И каково было разочарование, когда всё это, вся феерия звуков и чувств немедленно прекратилась! Дитер, легко прикусив бедро, поднялся с колена и, шлёпнув девушку, раздосадованную, с алеющим румянцем на щеках, по истерзанной ягодице, произнёс, словно приказ, смотря в прищуренные глаза:
— Повтори.
Разъяснение того, что именно требовал повторить Хельштром, Дениз не требовалось. Признание в любви — вот, что он хотел услышать вновь. Тем не менее переводчица, часто хлопая длинными ресницами, отдала оставшиеся силы, чтобы посмотреть на него с невинным вопросом. Мужчина зловеще улыбнулся. Увесистый шлепок, на этот раз мощнее предыдущего, снова пришёлся на выставленные ягодицы. Дёрнувшись от боли, Дениз попыталась выпрямиться, но другая рука майора легла на её поясницу, придавливая.
Закусив нижнюю губу до крови, девушка горделиво молчала, не издавая ни звука.
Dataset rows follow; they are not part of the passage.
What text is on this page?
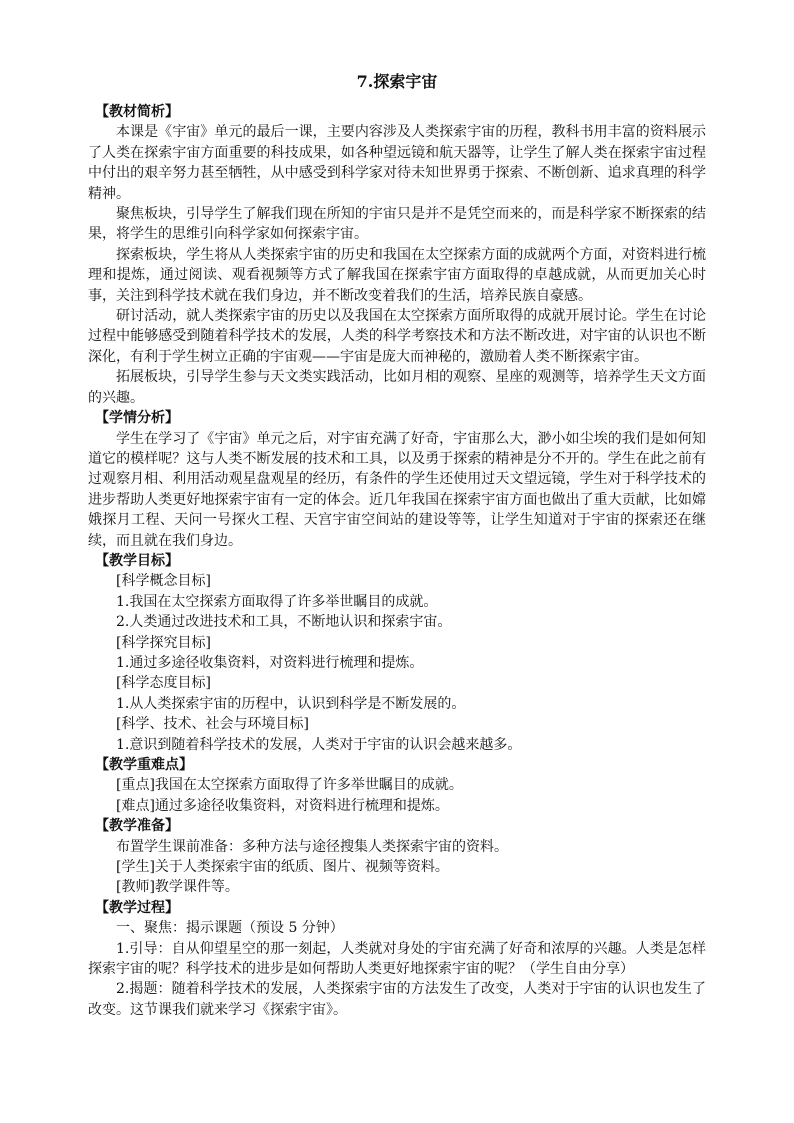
7.探索宇宙
【教材简析】

本课是《宇宙》单元的最后一课，主要内容涉及人类探索宇宙的历程，教科书用丰富的资料展示了人类在探索宇宙方面重要的科技成果，如各种望远镜和航天器等，让学生了解人类在探索宇宙过程中付出的艰辛努力甚至牺牲，从中感受到科学家对待未知世界勇于探索、不断创新、追求真理的科学精神。

聚焦板块，引导学生了解我们现在所知的宇宙只是并不是凭空而来的，而是科学家不断探索的结果，将学生的思维引向科学家如何探索宇宙。

探索板块，学生将从人类探索宇宙的历史和我国在太空探索方面的成就两个方面，对资料进行梳理和提炼，通过阅读、观看视频等方式了解我国在探索宇宙方面取得的卓越成就，从而更加关心时事，关注到科学技术就在我们身边，并不断改变着我们的生活，培养民族自豪感。

研讨活动，就人类探索宇宙的历史以及我国在太空探索方面所取得的成就开展讨论。学生在讨论过程中能够感受到随着科学技术的发展，人类的科学考察技术和方法不断改进，对宇宙的认识也不断深化，有利于学生树立正确的宇宙观——宇宙是庞大而神秘的，激励着人类不断探索宇宙。

拓展板块，引导学生参与天文类实践活动，比如月相的观察、星座的观测等，培养学生天文方面的兴趣。

【学情分析】

学生在学习了《宇宙》单元之后，对宇宙充满了好奇，宇宙那么大，渺小如尘埃的我们是如何知道它的模样呢？这与人类不断发展的技术和工具，以及勇于探索的精神是分不开的。学生在此之前有过观察月相、利用活动观星盘观星的经历，有条件的学生还使用过天文望远镜，学生对于科学技术的进步帮助人类更好地探索宇宙有一定的体会。近几年我国在探索宇宙方面也做出了重大贡献，比如嫦娥探月工程、天问一号探火工程、天宫宇宙空间站的建设等等，让学生知道对于宇宙的探索还在继续，而且就在我们身边。

【教学目标】
[科学概念目标]
1.我国在太空探索方面取得了许多举世瞩目的成就。
2.人类通过改进技术和工具，不断地认识和探索宇宙。
[科学探究目标]
1.通过多途径收集资料，对资料进行梳理和提炼。
[科学态度目标]
1.从人类探索宇宙的历程中，认识到科学是不断发展的。
[科学、技术、社会与环境目标]
1.意识到随着科学技术的发展，人类对于宇宙的认识会越来越多。
【教学重难点】
[重点]我国在太空探索方面取得了许多举世瞩目的成就。
[难点]通过多途径收集资料，对资料进行梳理和提炼。
【教学准备】
布置学生课前准备：多种方法与途径搜集人类探索宇宙的资料。
[学生]关于人类探索宇宙的纸质、图片、视频等资料。
[教师]教学课件等。
【教学过程】
一、聚焦：揭示课题（预设 5 分钟）

1.引导：自从仰望星空的那一刻起，人类就对身处的宇宙充满了好奇和浓厚的兴趣。人类是怎样探索宇宙的呢？科学技术的进步是如何帮助人类更好地探索宇宙的呢？（学生自由分享）

2.揭题：随着科学技术的发展，人类探索宇宙的方法发生了改变，人类对于宇宙的认识也发生了改变。这节课我们就来学习《探索宇宙》。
Новый удар окрасил упругую кожу в красный.
— Повтори и, может, я награжу тебя, — шептал штурмбанфюрер, пригнувшись, чтобы ясно видеть лицо Дениз.
— Заслужи, — сквозь стиснутые зубы ответила она, получая очередной шлепок.
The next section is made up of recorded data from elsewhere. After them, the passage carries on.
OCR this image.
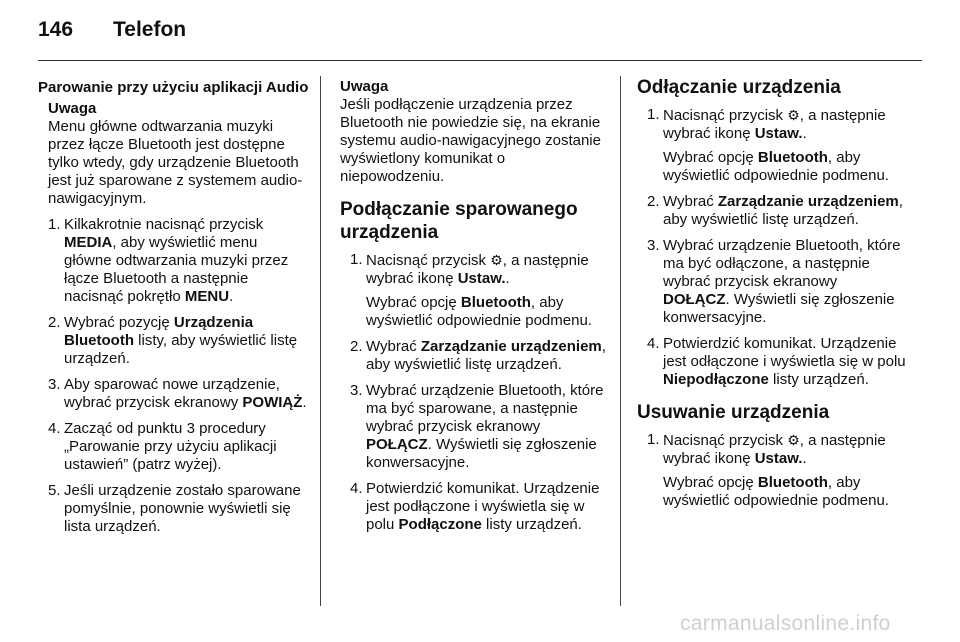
146 Telefon
Parowanie przy użyciu aplikacji Audio
Uwaga
Menu główne odtwarzania muzyki przez łącze Bluetooth jest dostępne tylko wtedy, gdy urządzenie Bluetooth jest już sparowane z systemem audio-nawigacyjnym.
1. Kilkakrotnie nacisnąć przycisk MEDIA, aby wyświetlić menu główne odtwarzania muzyki przez łącze Bluetooth a następnie nacisnąć pokrętło MENU.
2. Wybrać pozycję Urządzenia Bluetooth listy, aby wyświetlić listę urządzeń.
3. Aby sparować nowe urządzenie, wybrać przycisk ekranowy POWIĄŻ.
4. Zacząć od punktu 3 procedury „Parowanie przy użyciu aplikacji ustawień” (patrz wyżej).
5. Jeśli urządzenie zostało sparowane pomyślnie, ponownie wyświetli się lista urządzeń.
Uwaga
Jeśli podłączenie urządzenia przez Bluetooth nie powiedzie się, na ekranie systemu audio-nawigacyjnego zostanie wyświetlony komunikat o niepowodzeniu.
Podłączanie sparowanego urządzenia
1. Nacisnąć przycisk ⚙, a następnie wybrać ikonę Ustaw..

Wybrać opcję Bluetooth, aby wyświetlić odpowiednie podmenu.

2. Wybrać Zarządzanie urządzeniem, aby wyświetlić listę urządzeń.
3. Wybrać urządzenie Bluetooth, które ma być sparowane, a następnie wybrać przycisk ekranowy POŁĄCZ. Wyświetli się zgłoszenie konwersacyjne.
4. Potwierdzić komunikat. Urządzenie jest podłączone i wyświetla się w polu Podłączone listy urządzeń.
Odłączanie urządzenia
1. Nacisnąć przycisk ⚙, a następnie wybrać ikonę Ustaw..

Wybrać opcję Bluetooth, aby wyświetlić odpowiednie podmenu.

2. Wybrać Zarządzanie urządzeniem, aby wyświetlić listę urządzeń.
3. Wybrać urządzenie Bluetooth, które ma być odłączone, a następnie wybrać przycisk ekranowy DOŁĄCZ. Wyświetli się zgłoszenie konwersacyjne.
4. Potwierdzić komunikat. Urządzenie jest odłączone i wyświetla się w polu Niepodłączone listy urządzeń.
Usuwanie urządzenia
1. Nacisnąć przycisk ⚙, a następnie wybrać ikonę Ustaw..

Wybrać opcję Bluetooth, aby wyświetlić odpowiednie podmenu.

carmanualsonline.info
Исполнив свою маленькую фантазию, Дитер встал поодаль и принялся раздеваться. Ремень, а за ним и чёрный гестаповский китель были сброшены на пол. Поймав себя на мысли, что хочет раздеть возлюбленного сама, Дениз попросила того остановиться и, вышагнув из лужи собственного белья и скомканных брюк, подошла абсолютно голая. Хельштром снимал запонки с рукавов в то время, как переводчица, ощущая на себе цепкий взгляд, пуговица за пуговицей расстёгивала саму рубашку. Вскоре и она, и нательная майка были отброшены в сторону.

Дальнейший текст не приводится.